Although GM crops are seen by their advocates as a key component of the future of world agriculture and as part of the solution for world poverty and hunger, their uptake has not been smooth nor universal: they have been marred by controversy and all too commonly their regulation has been challenged as inadequate, even biased.
This book aims to understand these dynamics, examining the impacts of GM crops in diverse contexts and their potentials to contribute to sustainable agricultural futures. Part 1 draws on research from three global 'rising powers' - Brazil, India and Mexico - exploring the views of scientists, farmers and publics. Using a diverse array of ethnographic and qualitative methodologies, the book examines the dynamics that have underpinned the controversy in three diverse geo-political contexts, the manner in which dominant institutional framings have been closely aligned with the interests of powerful elites, and the multiple ways in which these have been resisted through local, symbolic and material practices. Part 2 comprises a series of short comment pieces from 11 leading social and natural scientists responding to the question of how to develop a policy framework for the responsible innovation of sustainable, culturally appropriate and socially just agricultural GM technologies.

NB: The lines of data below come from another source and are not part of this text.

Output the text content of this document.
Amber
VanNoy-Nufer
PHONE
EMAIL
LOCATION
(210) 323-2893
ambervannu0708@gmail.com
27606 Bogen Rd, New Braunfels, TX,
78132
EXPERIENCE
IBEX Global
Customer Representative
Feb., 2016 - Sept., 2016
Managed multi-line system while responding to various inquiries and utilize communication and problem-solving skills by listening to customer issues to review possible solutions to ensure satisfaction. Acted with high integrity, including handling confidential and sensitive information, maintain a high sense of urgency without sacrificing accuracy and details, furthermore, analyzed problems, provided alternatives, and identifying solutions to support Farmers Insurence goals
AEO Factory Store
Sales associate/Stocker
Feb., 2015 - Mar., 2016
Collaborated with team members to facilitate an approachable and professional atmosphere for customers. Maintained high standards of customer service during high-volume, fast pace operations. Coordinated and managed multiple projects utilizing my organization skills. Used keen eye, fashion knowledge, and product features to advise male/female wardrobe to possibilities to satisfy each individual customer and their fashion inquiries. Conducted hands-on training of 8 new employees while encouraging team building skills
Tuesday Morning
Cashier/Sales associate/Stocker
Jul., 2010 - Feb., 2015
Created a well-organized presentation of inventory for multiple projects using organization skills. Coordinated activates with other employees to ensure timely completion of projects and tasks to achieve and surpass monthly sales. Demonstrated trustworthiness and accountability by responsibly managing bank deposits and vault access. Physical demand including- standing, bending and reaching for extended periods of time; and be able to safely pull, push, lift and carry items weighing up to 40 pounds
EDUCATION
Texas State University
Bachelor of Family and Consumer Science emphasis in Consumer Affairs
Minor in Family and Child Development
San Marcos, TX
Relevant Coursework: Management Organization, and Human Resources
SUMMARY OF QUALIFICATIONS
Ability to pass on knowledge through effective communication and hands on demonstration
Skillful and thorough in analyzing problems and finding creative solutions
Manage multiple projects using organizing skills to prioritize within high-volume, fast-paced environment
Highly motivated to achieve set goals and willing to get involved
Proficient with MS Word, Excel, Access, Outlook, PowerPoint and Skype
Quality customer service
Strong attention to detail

This innovative book offers new insights for researchers and postgraduates in Science and technology studies, Agro-ecology and Environmental Studies, Development studies, Anthropology, Human Geography, Sociology, Political Science, Public Administration, Latin American studies, and Asian studies.
About the Author: Phil Macnaghten is Professor of Technology and International Development at Wageningen University in the Netherlands. He was Professor of Geography at Durham University (UK), and Founder Director of Durham University's Institute of Hazard and Risk Research. He coordinated the GMFuturos research project.
Susana Carro-Ripalda is a social anthropologist, Honorary Research Fellow at Durham University, and currently Visiting Researcher at the Universidad del País Vasco, Spain. She was Senior Research Fellow and GMFuturos Project Manager in the Department of Anthropology at Durham University, and has lectured at the universities of Durham, Glasgow and Edinburgh.